February 3, 2021
Sometimes situations can leave us with more debt than we anticipated due to unexpected emergencies or life events. It can lead to difficulties with maintaining a budget and can even harm your score if you begin to miss minimum payments or have maxed out cards impacting how much available credit you have. A large debt can be intimidating, but there are multiple ways to manage this obstacle and come out debt-free using simple budgeting tools. As you start the 2021 year, here are some great ways to begin handling any outstanding debt you may have.
Begin with Budgeting
The first step involves reviewing a budget and seeing how to increase the surplus to pay down your debt faster. Borrowers can begin by reviewing expenses and cutting back to pay down debt at a faster pace.
For example, a borrower decides to cut back on eating out by $40 a month, sign up for a reduced cable bill that will save them $30 a month, and bike to work more often, saving money on transit by an estimated $30 monthly. They now have an extra $100 that they can apply to any outstanding debt.
This borrower has a $2,500 debt with a minimum payment of $100 that will take approximately two years to pay off ($2,400/$100 = 24 months). They can now add the $100 surplus to the minimum they usually pay towards this debt, and it will now only take one year to pay off ($2400/ ($100+$100) = 12 months). A few reductions in the budget help save significant time invested in paying down the debt.
Snowball vs. Avalanche
Two of the most common ways of paying down debt are the snowball method and the avalanche method. Many borrowers who find themselves owing several creditors have been able to utilize these methods to get out of debt strategically and within a short time frame.
The snowball method involves paying down the smallest debt first (debt 1). You would then take the minimum from that paid off debt and apply it to the second smallest debt (debt 2). The process would continue until, finally, you were able to include all minimum payments towards the most considerable debt. You could then figure out the timeline for each credit line to see when you would be debt-free.

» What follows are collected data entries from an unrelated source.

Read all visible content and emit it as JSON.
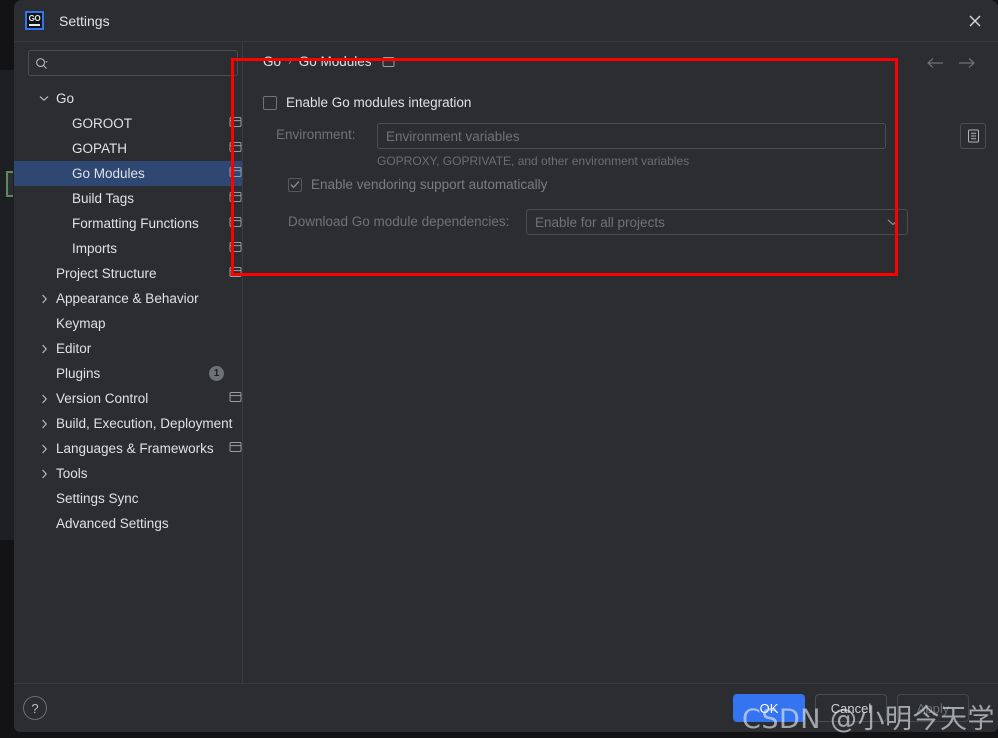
{
  "window": {
    "title": "Settings",
    "app_icon": "goland-go-icon",
    "icon_text": "GO",
    "close_icon": "close-icon",
    "accent_color": "#3574f0",
    "selection_color": "#2f4773",
    "annotation_color": "#fe0000"
  },
  "search": {
    "placeholder": "",
    "value": "",
    "icon": "search-icon"
  },
  "sidebar": {
    "items": [
      {
        "label": "Go",
        "level": 0,
        "arrow": "chevron-down",
        "scope_icon": false,
        "selected": false
      },
      {
        "label": "GOROOT",
        "level": 1,
        "arrow": "",
        "scope_icon": true,
        "selected": false
      },
      {
        "label": "GOPATH",
        "level": 1,
        "arrow": "",
        "scope_icon": true,
        "selected": false
      },
      {
        "label": "Go Modules",
        "level": 1,
        "arrow": "",
        "scope_icon": true,
        "selected": true
      },
      {
        "label": "Build Tags",
        "level": 1,
        "arrow": "",
        "scope_icon": true,
        "selected": false
      },
      {
        "label": "Formatting Functions",
        "level": 1,
        "arrow": "",
        "scope_icon": true,
        "selected": false
      },
      {
        "label": "Imports",
        "level": 1,
        "arrow": "",
        "scope_icon": true,
        "selected": false
      },
      {
        "label": "Project Structure",
        "level": 0,
        "arrow": "",
        "scope_icon": true,
        "selected": false
      },
      {
        "label": "Appearance & Behavior",
        "level": 0,
        "arrow": "chevron-right",
        "scope_icon": false,
        "selected": false
      },
      {
        "label": "Keymap",
        "level": 0,
        "arrow": "",
        "scope_icon": false,
        "selected": false
      },
      {
        "label": "Editor",
        "level": 0,
        "arrow": "chevron-right",
        "scope_icon": false,
        "selected": false
      },
      {
        "label": "Plugins",
        "level": 0,
        "arrow": "",
        "scope_icon": false,
        "selected": false,
        "badge": "1"
      },
      {
        "label": "Version Control",
        "level": 0,
        "arrow": "chevron-right",
        "scope_icon": true,
        "selected": false
      },
      {
        "label": "Build, Execution, Deployment",
        "level": 0,
        "arrow": "chevron-right",
        "scope_icon": false,
        "selected": false
      },
      {
        "label": "Languages & Frameworks",
        "level": 0,
        "arrow": "chevron-right",
        "scope_icon": true,
        "selected": false
      },
      {
        "label": "Tools",
        "level": 0,
        "arrow": "chevron-right",
        "scope_icon": false,
        "selected": false
      },
      {
        "label": "Settings Sync",
        "level": 0,
        "arrow": "",
        "scope_icon": false,
        "selected": false
      },
      {
        "label": "Advanced Settings",
        "level": 0,
        "arrow": "",
        "scope_icon": false,
        "selected": false
      }
    ]
  },
  "content": {
    "breadcrumb": {
      "root": "Go",
      "separator": "›",
      "current": "Go Modules",
      "scope_icon": "project-scope-icon"
    },
    "nav": {
      "back_icon": "arrow-left-icon",
      "forward_icon": "arrow-right-icon"
    },
    "enable_modules": {
      "label": "Enable Go modules integration",
      "checked": false,
      "enabled": true
    },
    "environment": {
      "label": "Environment:",
      "value": "",
      "placeholder": "Environment variables",
      "hint": "GOPROXY, GOPRIVATE, and other environment variables",
      "browse_icon": "edit-variables-icon",
      "enabled": false
    },
    "vendoring": {
      "label": "Enable vendoring support automatically",
      "checked": true,
      "enabled": false
    },
    "download_deps": {
      "label": "Download Go module dependencies:",
      "value": "Enable for all projects",
      "chevron_icon": "chevron-down-icon",
      "enabled": false
    }
  },
  "footer": {
    "help_label": "?",
    "help_icon": "help-icon",
    "buttons": [
      {
        "label": "OK",
        "style": "primary"
      },
      {
        "label": "Cancel",
        "style": "normal"
      },
      {
        "label": "Apply",
        "style": "disabled"
      }
    ]
  },
  "watermark": {
    "text": "CSDN @小明今天学习了吗"
  }
}
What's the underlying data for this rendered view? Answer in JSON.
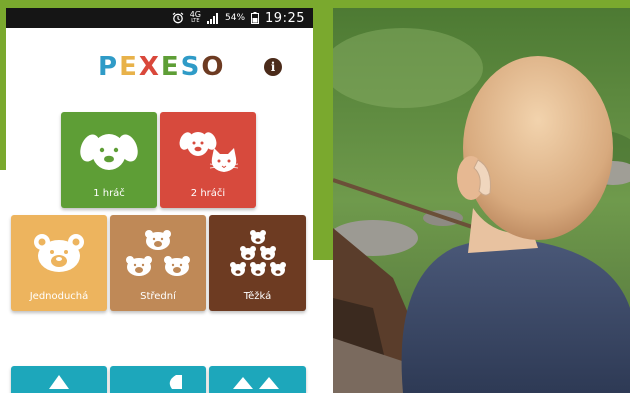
{
  "status_bar": {
    "network": "4G",
    "network_sub": "LTE",
    "battery": "54%",
    "time": "19:25",
    "icons": [
      "alarm-icon",
      "signal-icon",
      "battery-icon"
    ]
  },
  "app": {
    "title_letters": [
      {
        "char": "P",
        "color": "#2f9bc7"
      },
      {
        "char": "E",
        "color": "#e8b24a"
      },
      {
        "char": "X",
        "color": "#d9483b"
      },
      {
        "char": "E",
        "color": "#5e9e36"
      },
      {
        "char": "S",
        "color": "#2f9bc7"
      },
      {
        "char": "O",
        "color": "#6d3b22"
      }
    ],
    "info_icon": "i"
  },
  "players": {
    "one": {
      "label": "1 hráč",
      "icon": "dog-face-icon",
      "color": "#5e9e36"
    },
    "two": {
      "label": "2 hráči",
      "icon": "dog-and-cat-icon",
      "color": "#d74a3d"
    }
  },
  "difficulty": {
    "easy": {
      "label": "Jednoduchá",
      "icon": "bear-single-icon",
      "color": "#edb45e"
    },
    "medium": {
      "label": "Střední",
      "icon": "bears-three-icon",
      "color": "#bf8957"
    },
    "hard": {
      "label": "Těžká",
      "icon": "bears-six-icon",
      "color": "#6d3b22"
    }
  },
  "bottom_tiles": {
    "color": "#1da7bb",
    "icons": [
      "triangle-icon",
      "moon-icon",
      "mountains-icon"
    ]
  },
  "photo": {
    "subject": "child-with-hearing-aid-photo"
  }
}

On the other hand, the avalanche method involves paying the debt with the highest interest rate off first. Once you pay off the debt with the highest rate (debt A), you would move onto the debt (debt B) with the second-highest rate. Then take the minimum payment you were making to debt A, and apply it to debt B. This plan focuses more on paying down debt in a way that will take care of the most expensive lines of credit first. See the table below for clarification.
Debt 1 = $500
Min payment = $100
5 months to pay off.
After 5 months:
Debt 2 = $750
Min payment = $150 + $100 = $250
3 months to pay off
After 8 months:
Debt 3 $1400
min payment $150 + $150 +$100 = $350
A final 4 months to pay off.
Timeline: 12 months to pay off $2650 of debt
Debt A: $1200 with highest APR.
Min payment =$200
6 months to pay off.
After six months:
Debt B: $900 with middle APR.
Min payment = $100 + $200 = $300.
3 months to pay off
After 9 months
Debt C: $1000 with lowest APR.
Min payment = $100 + $100 +$200 = $300
A final 2.5 months to pay off
Timeline: Roughly 11.5 months to pay off $2200 of debts with the highest rates.
Borrowers can make a significant dent by utilizing budgeting and strategic methods to pay down debt fast. By freeing up your budget and using one of the two methods mentioned above, you can eventually use a larger monthly payment to your outstanding balances. Then it is just a matter of sticking to the plan until you find yourself debt-free!